Learning that my favorite bird is beloved by a while Canadian province was pretty darned thrilling for me, but I was just as delighted with other provincial choices for top bird. Steller’s Jay is the provincial bird of British Columbia. This close relative of the Blue Jay is as close as the western provinces have to a real Blue Jay, so that seemed like a fine choice. The Yukon chose another Blue Jay relative, the raven, also known there as the trickster. So fully 25 percent of the 12 Canadian provinces chose jays or their relatives, compared to absolutely none of the states.

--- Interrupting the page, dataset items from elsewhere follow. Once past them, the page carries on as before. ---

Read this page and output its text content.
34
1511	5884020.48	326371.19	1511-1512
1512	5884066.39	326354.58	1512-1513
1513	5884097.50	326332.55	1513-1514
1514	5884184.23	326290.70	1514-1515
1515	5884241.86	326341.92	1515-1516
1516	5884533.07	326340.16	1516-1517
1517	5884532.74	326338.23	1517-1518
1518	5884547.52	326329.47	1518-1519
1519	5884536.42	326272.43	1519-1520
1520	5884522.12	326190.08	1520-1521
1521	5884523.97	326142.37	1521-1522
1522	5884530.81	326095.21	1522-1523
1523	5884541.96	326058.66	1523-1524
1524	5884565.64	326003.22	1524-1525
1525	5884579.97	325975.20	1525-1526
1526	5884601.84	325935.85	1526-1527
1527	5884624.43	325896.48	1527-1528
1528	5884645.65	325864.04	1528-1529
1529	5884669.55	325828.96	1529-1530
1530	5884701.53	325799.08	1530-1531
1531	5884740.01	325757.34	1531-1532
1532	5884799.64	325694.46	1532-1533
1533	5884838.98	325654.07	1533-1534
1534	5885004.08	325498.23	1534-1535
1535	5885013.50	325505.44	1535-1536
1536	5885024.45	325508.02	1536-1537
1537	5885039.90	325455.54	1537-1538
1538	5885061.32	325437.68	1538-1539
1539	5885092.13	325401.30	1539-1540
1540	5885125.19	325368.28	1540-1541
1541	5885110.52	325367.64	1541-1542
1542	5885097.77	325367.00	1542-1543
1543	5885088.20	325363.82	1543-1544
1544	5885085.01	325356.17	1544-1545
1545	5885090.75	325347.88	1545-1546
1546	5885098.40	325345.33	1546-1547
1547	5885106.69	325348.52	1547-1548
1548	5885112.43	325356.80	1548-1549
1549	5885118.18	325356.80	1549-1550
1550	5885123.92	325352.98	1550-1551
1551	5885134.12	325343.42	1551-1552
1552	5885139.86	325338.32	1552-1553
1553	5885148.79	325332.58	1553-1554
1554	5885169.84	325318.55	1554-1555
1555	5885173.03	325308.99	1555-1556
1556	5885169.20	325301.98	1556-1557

Birds of prey are also not represented by a single US state, yet five Canadian provinces chose them. Nova Scotia is symbolized by the Osprey and Northwest Territories by the Gyrfalcon. Alberta picked the Great Horned Owl, and Quebec the Snowy Owl. Manitoba, home of Robert Nero, one of the world authorities on Great Gray Owls, chose that magnificent owl for its symbol.
Two provinces chose birds that are state birds south of the border. New Brunswick shares with Maine and Massachusetts the Black-capped Chickadee, and Ontario and Minnesota share the loon. Saskatchewan is the only province that picked a game bird, the Sharp-tailed Grouse. And Newfoundland picked a bird that may be even more adorable than a Blue Jay, the Atlantic Puffin.
For the most part, the Canadian provinces selected birds that are found year-round, the two exceptions being Nova Scotia’s Osprey and Ontario’s loon. Most are birds that can be found in both the settled and wild places within the province they each symbolize. Also, most of the birds are associated with folklore and mythology, giving them rich historical and cultural value as well as ornithological significance. All this was pleasing to my sensibilities. When it comes right down to it, being a state or provincial bird isn’t really that big a deal, but I sure am glad that at least the people on Prince Edward Island recognize Nature’s Perfect Bird for what it is.